Dalam hubungannya pendidikan, kecerdasan dan kebahagiaan; diskusi antara IQ, EQ, SQ bahkan SMI sangat diperlukan. Bagaimana yang satu berhubungan dengan lainnya. Ada sebuah tulisan sangat menarik dari Robert J. Stein (pakar EQ, yang sedang berusaha merumuskan test EQ yang masih controversial), yang cukup baik (saya sedikit modifikasi).
IQ adalah batas bawah, sedangkan EQ adalah batas tengah sementara SQ dan SMI adalah batas atas. Artinya sekedar memberikan contoh menyederhanakan; untuk menjadi dokter butuh IQ tertentu (IQ jongkok tidak bisa masuk jurusan kedokteran atau lulus disana). Untuk sukses menjadi dokter, pasiennya banyak, menjadi pejabat rumah sakit yang baik dan bercarier, dibutuhkan EQ tertentu. Orang hanya cerdas, jenius saja maka kerjanya di laboratoriun dst.
Dan Untuk rela berkorban, malam-malam bangun, membantu orang miskin, berkorban demi kebahagiaan tertentu, memaknai profesi itu, serta menikmatinya, dibutuhkan SQ dan SMI tertentu. Disinilah Positive Education (pendidikan positif) berjalan.
Dengan kurikulum tertentu, dengan memanfaatkan multiple intelligence (mapping kecerdasan), minat dan bakat akan diketahui dengan baik. Maka konsep selanjutnya adalah, discovering ability and the right place (temukan kemampuan ability anak, siswa). Bertenpatlah ditempat yang benar, mengambil jurusan yang benar. Diajar dengan metode yang benar. Maka kemungkinan sukses akan mudah didapatkan.
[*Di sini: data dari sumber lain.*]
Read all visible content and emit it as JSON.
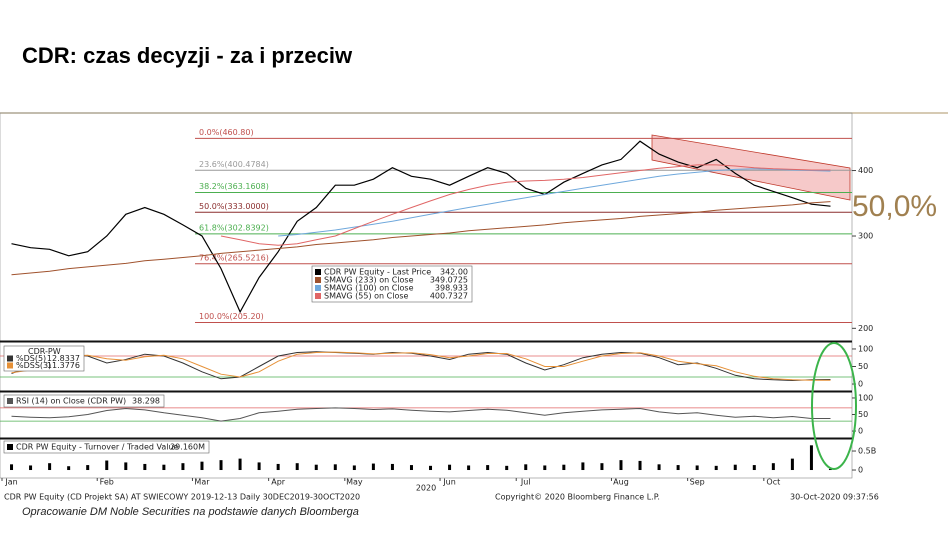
{
  "slide_title": "CDR: czas decyzji - za i przeciw",
  "caption": "Opracowanie DM Noble Securities na podstawie danych Bloomberga",
  "footer": {
    "left": "CDR PW Equity (CD Projekt SA) AT SWIECOWY 2019-12-13  Daily 30DEC2019-30OCT2020",
    "center": "Copyright© 2020 Bloomberg Finance L.P.",
    "right": "30-Oct-2020 09:37:56"
  },
  "chart_data": [
    {
      "type": "line",
      "log_scale": true,
      "ylim": [
        190,
        515
      ],
      "yticks": [
        200,
        300,
        400
      ],
      "annotation": "50,0%",
      "fib_levels": [
        {
          "label": "0.0%(460.80)",
          "value": 460.8,
          "color": "#c0504d"
        },
        {
          "label": "23.6%(400.4784)",
          "value": 400.4784,
          "color": "#999999"
        },
        {
          "label": "38.2%(363.1608)",
          "value": 363.1608,
          "color": "#4caf50"
        },
        {
          "label": "50.0%(333.0000)",
          "value": 333.0,
          "color": "#8b2e2e"
        },
        {
          "label": "61.8%(302.8392)",
          "value": 302.8392,
          "color": "#4caf50"
        },
        {
          "label": "76.4%(265.5216)",
          "value": 265.5216,
          "color": "#c0504d"
        },
        {
          "label": "100.0%(205.20)",
          "value": 205.2,
          "color": "#c0504d"
        }
      ],
      "series": [
        {
          "name": "CDR PW Equity - Last Price",
          "legend_value": "342.00",
          "color": "#000000",
          "values": [
            290,
            285,
            283,
            275,
            280,
            300,
            330,
            340,
            330,
            315,
            300,
            260,
            215,
            250,
            280,
            320,
            340,
            375,
            375,
            385,
            405,
            390,
            385,
            375,
            390,
            405,
            395,
            370,
            360,
            380,
            395,
            410,
            420,
            455,
            430,
            415,
            405,
            420,
            395,
            375,
            365,
            355,
            345,
            342
          ]
        },
        {
          "name": "SMAVG (233)  on Close",
          "legend_value": "349.0725",
          "color": "#a0522d",
          "values": [
            253,
            255,
            257,
            260,
            262,
            264,
            266,
            269,
            271,
            273,
            275,
            278,
            280,
            282,
            284,
            286,
            289,
            291,
            293,
            295,
            298,
            300,
            302,
            304,
            307,
            309,
            311,
            313,
            315,
            318,
            320,
            322,
            324,
            327,
            329,
            331,
            333,
            336,
            338,
            340,
            342,
            344,
            347,
            349
          ]
        },
        {
          "name": "SMAVG (100)  on Close",
          "legend_value": "398.933",
          "color": "#6fa8dc",
          "values": [
            null,
            null,
            null,
            null,
            null,
            null,
            null,
            null,
            null,
            null,
            null,
            null,
            null,
            null,
            300,
            302,
            305,
            308,
            312,
            316,
            320,
            325,
            330,
            335,
            340,
            345,
            350,
            355,
            360,
            365,
            370,
            375,
            380,
            385,
            390,
            394,
            397,
            400,
            402,
            403,
            402,
            401,
            400,
            399
          ]
        },
        {
          "name": "SMAVG (55)  on Close",
          "legend_value": "400.7327",
          "color": "#e06666",
          "values": [
            null,
            null,
            null,
            null,
            null,
            null,
            null,
            null,
            null,
            null,
            null,
            300,
            295,
            290,
            288,
            290,
            295,
            300,
            310,
            320,
            330,
            340,
            350,
            360,
            368,
            375,
            380,
            382,
            383,
            385,
            388,
            392,
            396,
            400,
            404,
            407,
            410,
            410,
            408,
            405,
            403,
            402,
            401,
            401
          ]
        }
      ]
    },
    {
      "type": "line",
      "title": "CDR-PW",
      "ylim": [
        -17,
        117
      ],
      "yticks": [
        0,
        50,
        100
      ],
      "ref_lines": [
        {
          "value": 80,
          "color": "#e06666"
        },
        {
          "value": 20,
          "color": "#4caf50"
        }
      ],
      "series": [
        {
          "name": "%DS(5)",
          "legend_value": "12.8337",
          "color": "#333333",
          "values": [
            30,
            50,
            75,
            85,
            80,
            60,
            70,
            85,
            80,
            60,
            35,
            15,
            20,
            50,
            80,
            90,
            92,
            90,
            88,
            85,
            90,
            88,
            80,
            70,
            85,
            90,
            85,
            60,
            40,
            55,
            75,
            85,
            90,
            88,
            75,
            55,
            60,
            45,
            25,
            15,
            12,
            10,
            12,
            13
          ]
        },
        {
          "name": "%DSS(3)",
          "legend_value": "11.3776",
          "color": "#e69138",
          "values": [
            32,
            40,
            62,
            80,
            82,
            72,
            68,
            78,
            82,
            72,
            50,
            28,
            20,
            35,
            65,
            85,
            90,
            91,
            89,
            86,
            88,
            89,
            84,
            75,
            80,
            87,
            87,
            72,
            50,
            50,
            65,
            80,
            87,
            89,
            80,
            65,
            58,
            52,
            35,
            22,
            15,
            12,
            11,
            11
          ]
        }
      ]
    },
    {
      "type": "line",
      "ylim": [
        -18,
        115
      ],
      "yticks": [
        0,
        50,
        100
      ],
      "ref_lines": [
        {
          "value": 70,
          "color": "#e06666"
        },
        {
          "value": 30,
          "color": "#4caf50"
        }
      ],
      "series": [
        {
          "name": "RSI (14)  on Close (CDR PW)",
          "legend_value": "38.298",
          "color": "#555555",
          "values": [
            45,
            42,
            40,
            43,
            50,
            62,
            68,
            64,
            55,
            48,
            40,
            30,
            38,
            55,
            60,
            66,
            68,
            70,
            68,
            65,
            67,
            63,
            60,
            58,
            62,
            66,
            63,
            55,
            48,
            55,
            60,
            64,
            66,
            68,
            58,
            52,
            55,
            48,
            42,
            45,
            40,
            44,
            38,
            38
          ]
        }
      ]
    },
    {
      "type": "bar",
      "ylim": [
        -210000000,
        790000000
      ],
      "yticks": [
        0,
        {
          "value": 500000000,
          "label": "0.5B"
        }
      ],
      "x_label": "2020",
      "categories": [
        "Jan",
        null,
        null,
        null,
        null,
        "Feb",
        null,
        null,
        null,
        null,
        "Mar",
        null,
        null,
        null,
        "Apr",
        null,
        null,
        null,
        "May",
        null,
        null,
        null,
        null,
        "Jun",
        null,
        null,
        null,
        "Jul",
        null,
        null,
        null,
        null,
        "Aug",
        null,
        null,
        null,
        "Sep",
        null,
        null,
        null,
        "Oct",
        null,
        null,
        null
      ],
      "series": [
        {
          "name": "CDR PW Equity - Turnover / Traded Value",
          "legend_value": "29.160M",
          "color": "#000000",
          "values": [
            150000000,
            120000000,
            180000000,
            100000000,
            130000000,
            250000000,
            200000000,
            160000000,
            140000000,
            180000000,
            220000000,
            260000000,
            300000000,
            200000000,
            160000000,
            180000000,
            140000000,
            150000000,
            120000000,
            170000000,
            160000000,
            130000000,
            110000000,
            140000000,
            120000000,
            130000000,
            110000000,
            150000000,
            120000000,
            140000000,
            200000000,
            180000000,
            260000000,
            240000000,
            150000000,
            130000000,
            120000000,
            110000000,
            140000000,
            130000000,
            180000000,
            300000000,
            650000000,
            29160000
          ]
        }
      ]
    }
  ]
}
Setelah ilmu, informasi mudah didapatkan karena memang itu bakat dan minatnya (kecendrungannya), ditambah dengan kurikulum-kurikulum (7 hal diatas), yaitu
1) Belajar Emotion (Belajar Emosi Positive),
2) Belajar Gratitude (Syukur, Terima Kasih),
3) mengenal Strengths (Swot Analsis diri),
4) Creativity,
5) Ada Self-efficacy : Merupakan suatu bentuk kepercayaan yang dimiliki seseorang terhadap kapabilitas masing-masing untuk meningkatkan prestasi kehidupannya. Bagaimana meningkatkan perasaan, cara berpikir, motivasi diri, dan keinginan untuk memiliki susuatu target positive.
6) Resilience (Ketahan bantingan = AQ), dan
7) Mindfulness (Kesadaran). Diharapkan anak didik, siswa, tidak hanya sukses (achievable), tetapi juga memperoleh Well-being (Sejahtera dan bahagia). Lihat disini Haruskah Psikologi dan Pendidikan Positif diajarkan di sekolah?
Dengan itu semua maka akan mudah mentuk menjadikan anak bahagia sekaligus Sukses.
Mungkin masih tersisa dan akan ada pertanyaan; Apakah orang tidak akan bahagia bila dia tidak sukses? Martien Seligman mengatakan;
“Saya tidak yakin anda harus berusaha amat keras untuk memperbaiki kelemahan anda. Saya lebih percaya bahwa keberhasilan tertinggi dalam hidup dan kepuasan emosional terdalam berasal dari membangun dan menggunakan kekuatan-khas anda. Hidup yang baik adalah menggunakan kekuatan-khas anda setiap hari untuk menghasilkan kebahagian autentik dan grafitifikasi berlimpah.” Ini terjadi karena berasal dari sesuatu yang sangat dikuasai. (Authentic Happiness, 2005: hal 17).